Let us consider how agility has in part fuelled the adoption of NoSQL databases. NoSQL databases have two main advantages over traditional Relational DataBase Management Systems (RDBMS) ; they are far easier to scale and do not require a schema to be associated with each table before data is stored. RDBMS are and will continue to be very important for a number of reasons - refer to "Why do we need relational database management?" systems for a good summary. Not withstanding the limitations of performing higher order functions on data stored within a NoSQL database, they do provide a great deal of agility.
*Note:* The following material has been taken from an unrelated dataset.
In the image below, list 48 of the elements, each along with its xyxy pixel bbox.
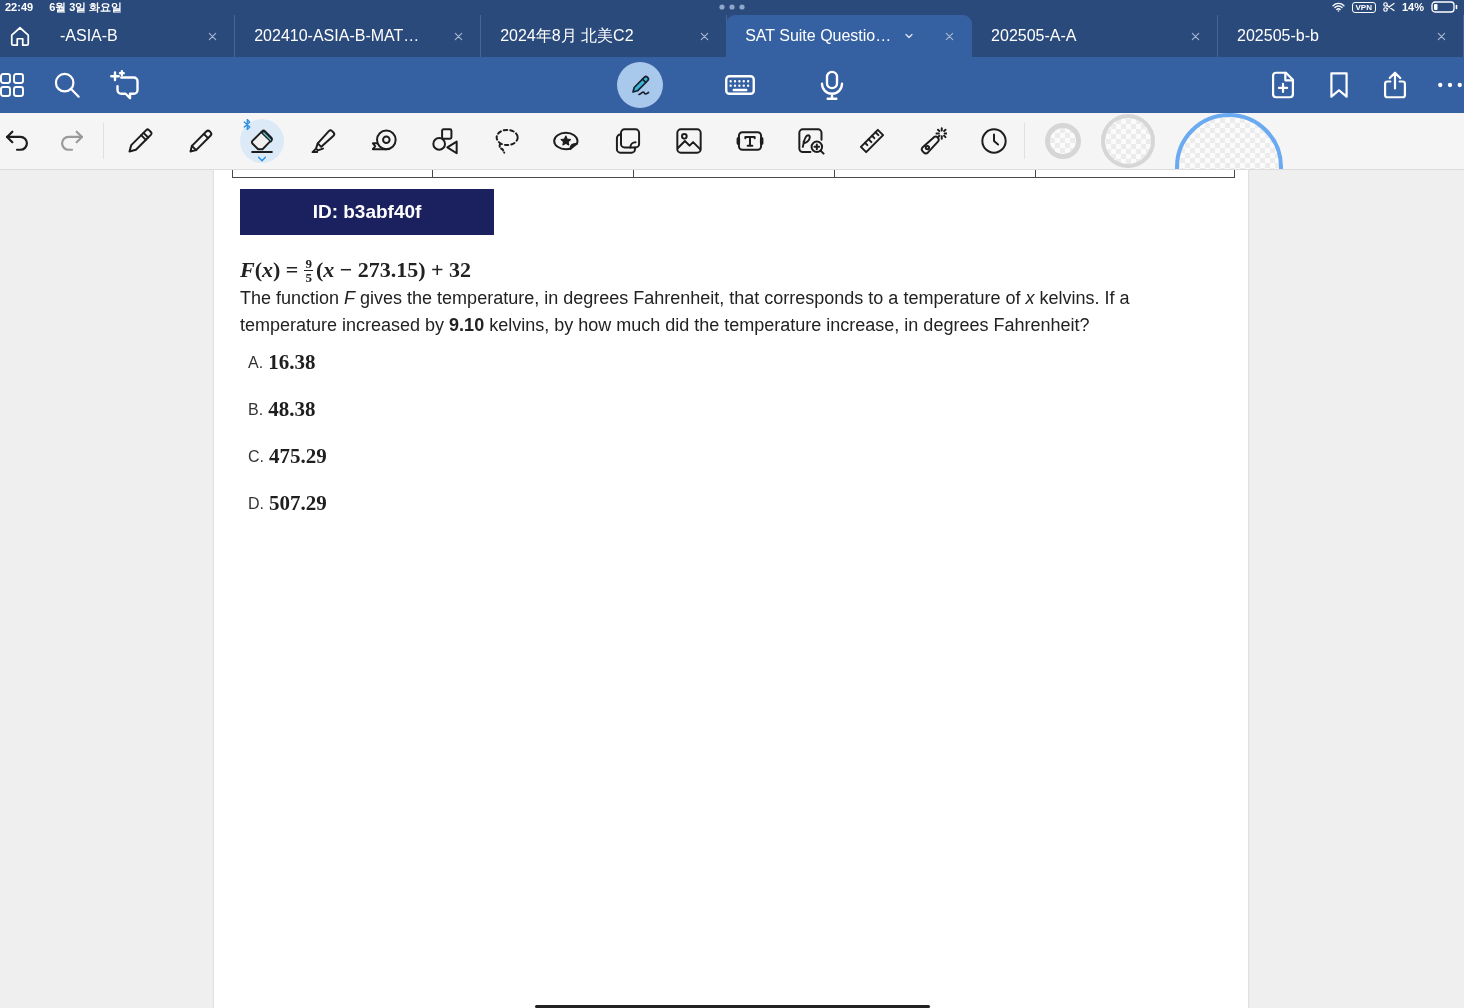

For example, if during an agile development process, the business requirements evolve and result in particular table needing to store additional fields, then in a NoSQL database, there is no need to modify a schema because it does not exist.
So how does Hadoop MapReduce provide agility within an Enterprise data analytics platform? The first thing to consider is the platform will be used by a number of different internal customers. In a large Enterprise organisation, a number of data products or services are often built on top of the data analytics platform. While some of them may be well understood during the planning and architecture stage, the majority will exist at some point in the future. How can you possibly design a platform that will support higher order services that you as yet have no requirements for? This plays to Hadoop MapReduce's strength as the Swiss Army knife of the distributed computing world. While it may not be the best tool for any one purpose, it does everything good enough. This tradeoff between agility vs performance allows data platform teams to remain nimble and flexible in supporting the business while doing so in a cost efficient and performant manner.